Pesto Chicken with Tomato and Mozza

I was looking for things to do with the recent pesto recipe I made and I got an idea from this recipe on Skinnytaste. I like to cook healthy, but I also prefer breaded chicken over unbreaded, so I  whipped up my own version! Turned out great!

2 Boneless, skinless chicken breasts
1/4 cup pesto
2/3 cup shredded mozza cheese
4 slices of tomato
2/3 cup panko breadcrumbs
2 tbsp parmesan cheese
salt and pepper to taste
sprinkle of oregano
1 egg, well beaten

Preheat the oven to 400 F.

Mix together the panko breadcrumbs, parm cheese, salt, pepper and oregano in a shallow dish.
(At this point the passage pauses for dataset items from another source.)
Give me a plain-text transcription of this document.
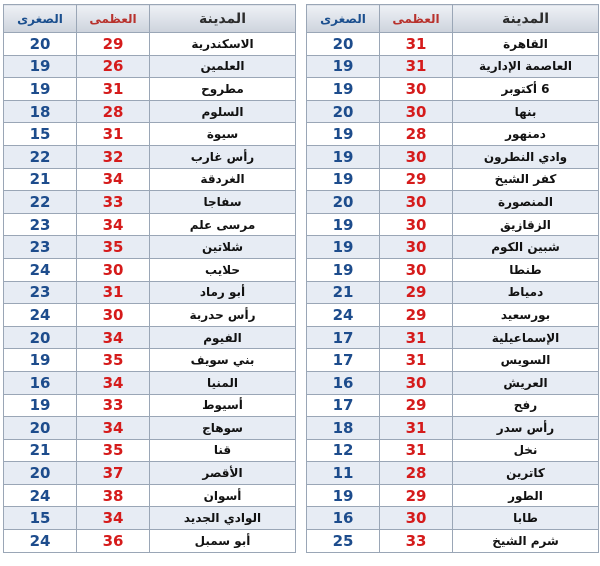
المدينة	العظمى	الصغرى
القاهرة	31	20
العاصمة الإدارية	31	19
6 أكتوبر	30	19
بنها	30	20
دمنهور	28	19
وادي النطرون	30	19
كفر الشيخ	29	19
المنصورة	30	20
الزقازيق	30	19
شبين الكوم	30	19
طنطا	30	19
دمياط	29	21
بورسعيد	29	24
الإسماعيلية	31	17
السويس	31	17
العريش	30	16
رفح	29	17
رأس سدر	31	18
نخل	31	12
كاترين	28	11
الطور	29	19
طابا	30	16
شرم الشيخ	33	25
المدينة	العظمى	الصغرى
الاسكندرية	29	20
العلمين	26	19
مطروح	31	19
السلوم	28	18
سيوة	31	15
رأس غارب	32	22
الغردقة	34	21
سفاجا	33	22
مرسى علم	34	23
شلاتين	35	23
حلايب	30	24
أبو رماد	31	23
رأس حدربة	30	24
الفيوم	34	20
بني سويف	35	19
المنيا	34	16
أسيوط	33	19
سوهاج	34	20
قنا	35	21
الأقصر	37	20
أسوان	38	24
الوادي الجديد	34	15
أبو سمبل	36	24
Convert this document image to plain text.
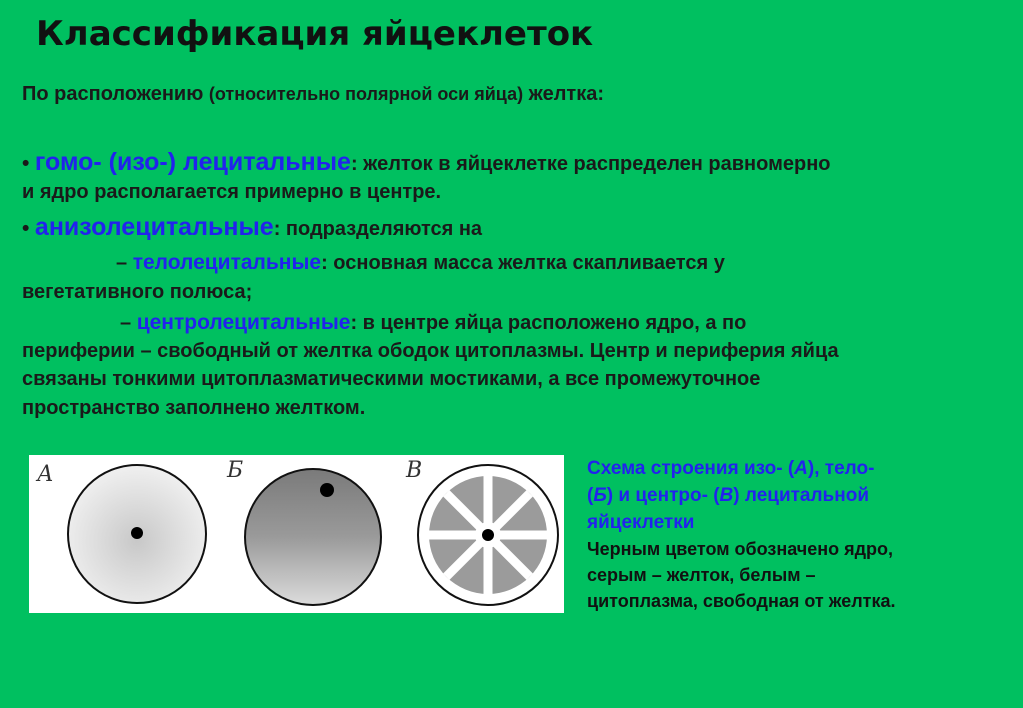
Классификация яйцеклеток
По расположению (относительно полярной оси яйца) желтка:
• гомо- (изо-) лецитальные: желток в яйцеклетке распределен равномерно
и ядро располагается примерно в центре.
• анизолецитальные: подразделяются на
– телолецитальные: основная масса желтка скапливается у
вегетативного полюса;
– центролецитальные: в центре яйца расположено ядро, а по
периферии – свободный от желтка ободок цитоплазмы. Центр и периферия яйца
связаны тонкими цитоплазматическими мостиками, а все промежуточное
пространство заполнено желтком.
А	Б	В	Схема строения изо- (А), тело-
(Б) и центро- (В) лецитальной
яйцеклетки
Черным цветом обозначено ядро,
серым – желток, белым –
цитоплазма, свободная от желтка.
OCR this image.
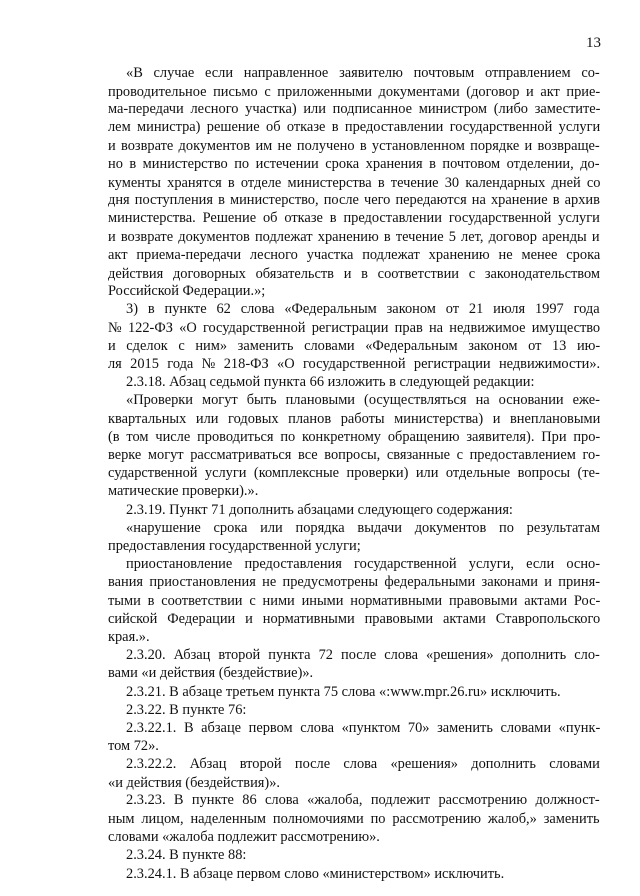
13
«В случае если направленное заявителю почтовым отправлением со-
проводительное письмо с приложенными документами (договор и акт прие-
ма-передачи лесного участка) или подписанное министром (либо заместите-
лем министра) решение об отказе в предоставлении государственной услуги
и возврате документов им не получено в установленном порядке и возвраще-
но в министерство по истечении срока хранения в почтовом отделении, до-
кументы хранятся в отделе министерства в течение 30 календарных дней со
дня поступления в министерство, после чего передаются на хранение в архив
министерства. Решение об отказе в предоставлении государственной услуги
и возврате документов подлежат хранению в течение 5 лет, договор аренды и
акт приема-передачи лесного участка подлежат хранению не менее срока
действия договорных обязательств и в соответствии с законодательством
Российской Федерации.»;
3) в пункте 62 слова «Федеральным законом от 21 июля 1997 года
№ 122-ФЗ «О государственной регистрации прав на недвижимое имущество
и сделок с ним» заменить словами «Федеральным законом от 13 ию-
ля 2015 года № 218-ФЗ «О государственной регистрации недвижимости».
2.3.18. Абзац седьмой пункта 66 изложить в следующей редакции:
«Проверки могут быть плановыми (осуществляться на основании еже-
квартальных или годовых планов работы министерства) и внеплановыми
(в том числе проводиться по конкретному обращению заявителя). При про-
верке могут рассматриваться все вопросы, связанные с предоставлением го-
сударственной услуги (комплексные проверки) или отдельные вопросы (те-
матические проверки).».
2.3.19. Пункт 71 дополнить абзацами следующего содержания:
«нарушение срока или порядка выдачи документов по результатам
предоставления государственной услуги;
приостановление предоставления государственной услуги, если осно-
вания приостановления не предусмотрены федеральными законами и приня-
тыми в соответствии с ними иными нормативными правовыми актами Рос-
сийской Федерации и нормативными правовыми актами Ставропольского
края.».
2.3.20. Абзац второй пункта 72 после слова «решения» дополнить сло-
вами «и действия (бездействие)».
2.3.21. В абзаце третьем пункта 75 слова «:www.mpr.26.ru» исключить.
2.3.22. В пункте 76:
2.3.22.1. В абзаце первом слова «пунктом 70» заменить словами «пунк-
том 72».
2.3.22.2. Абзац второй после слова «решения» дополнить словами
«и действия (бездействия)».
2.3.23. В пункте 86 слова «жалоба, подлежит рассмотрению должност-
ным лицом, наделенным полномочиями по рассмотрению жалоб,» заменить
словами «жалоба подлежит рассмотрению».
2.3.24. В пункте 88:
2.3.24.1. В абзаце первом слово «министерством» исключить.
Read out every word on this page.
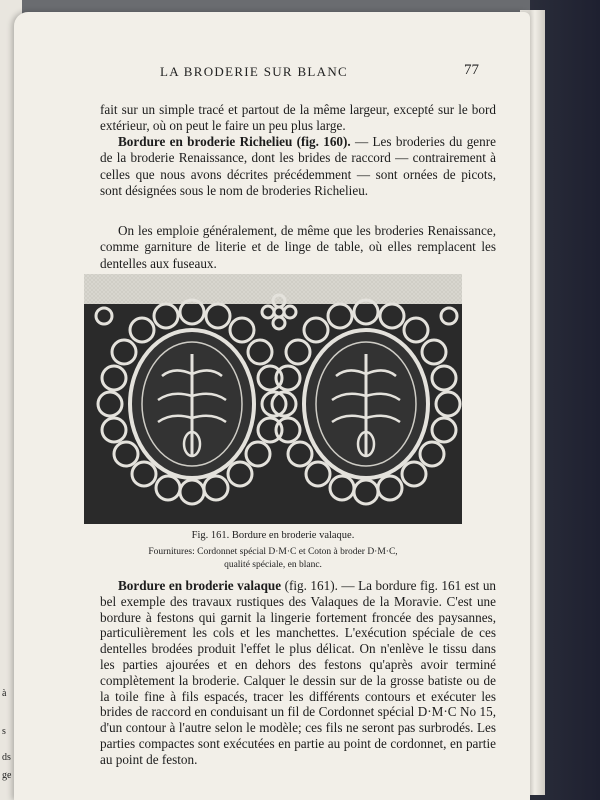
à
s
ds
ge
LA BRODERIE SUR BLANC	77

fait sur un simple tracé et partout de la même largeur, excepté sur le bord extérieur, où on peut le faire un peu plus large.

Bordure en broderie Richelieu (fig. 160). — Les broderies du genre de la broderie Renaissance, dont les brides de raccord — contrairement à celles que nous avons décrites précédemment — sont ornées de picots, sont désignées sous le nom de broderies Richelieu.

On les emploie généralement, de même que les broderies Renaissance, comme garniture de literie et de linge de table, où elles remplacent les dentelles aux fuseaux.

Fig. 161. Bordure en broderie valaque.
Fournitures: Cordonnet spécial D·M·C et Coton à broder D·M·C,
qualité spéciale, en blanc.

Bordure en broderie valaque (fig. 161). — La bordure fig. 161 est un bel exemple des travaux rustiques des Valaques de la Moravie. C'est une bordure à festons qui garnit la lingerie fortement froncée des paysannes, particulièrement les cols et les manchettes. L'exécution spéciale de ces dentelles brodées produit l'effet le plus délicat. On n'enlève le tissu dans les parties ajourées et en dehors des festons qu'après avoir terminé complètement la broderie. Calquer le dessin sur de la grosse batiste ou de la toile fine à fils espacés, tracer les différents contours et exécuter les brides de raccord en conduisant un fil de Cordonnet spécial D·M·C No 15, d'un contour à l'autre selon le modèle; ces fils ne seront pas surbrodés. Les parties compactes sont exécutées en partie au point de cordonnet, en partie au point de feston.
Coat the chicken breast in egg and dip in the panko breadcrumb mixture coating well on all sides. Lay on baking sheet.

Bake chicken for about 30 - 35 minutes or until no longer pink inside.

Take chicken out of the oven, quickly drop 2 tbsp of pesto on each chicken breast, top with 2 slices of tomato and 1/3 cup shredded mozza. Then pop back into the oven for another 5 minutes.

Easy as that!!! Serve up alongside your favorite veggies or pasta.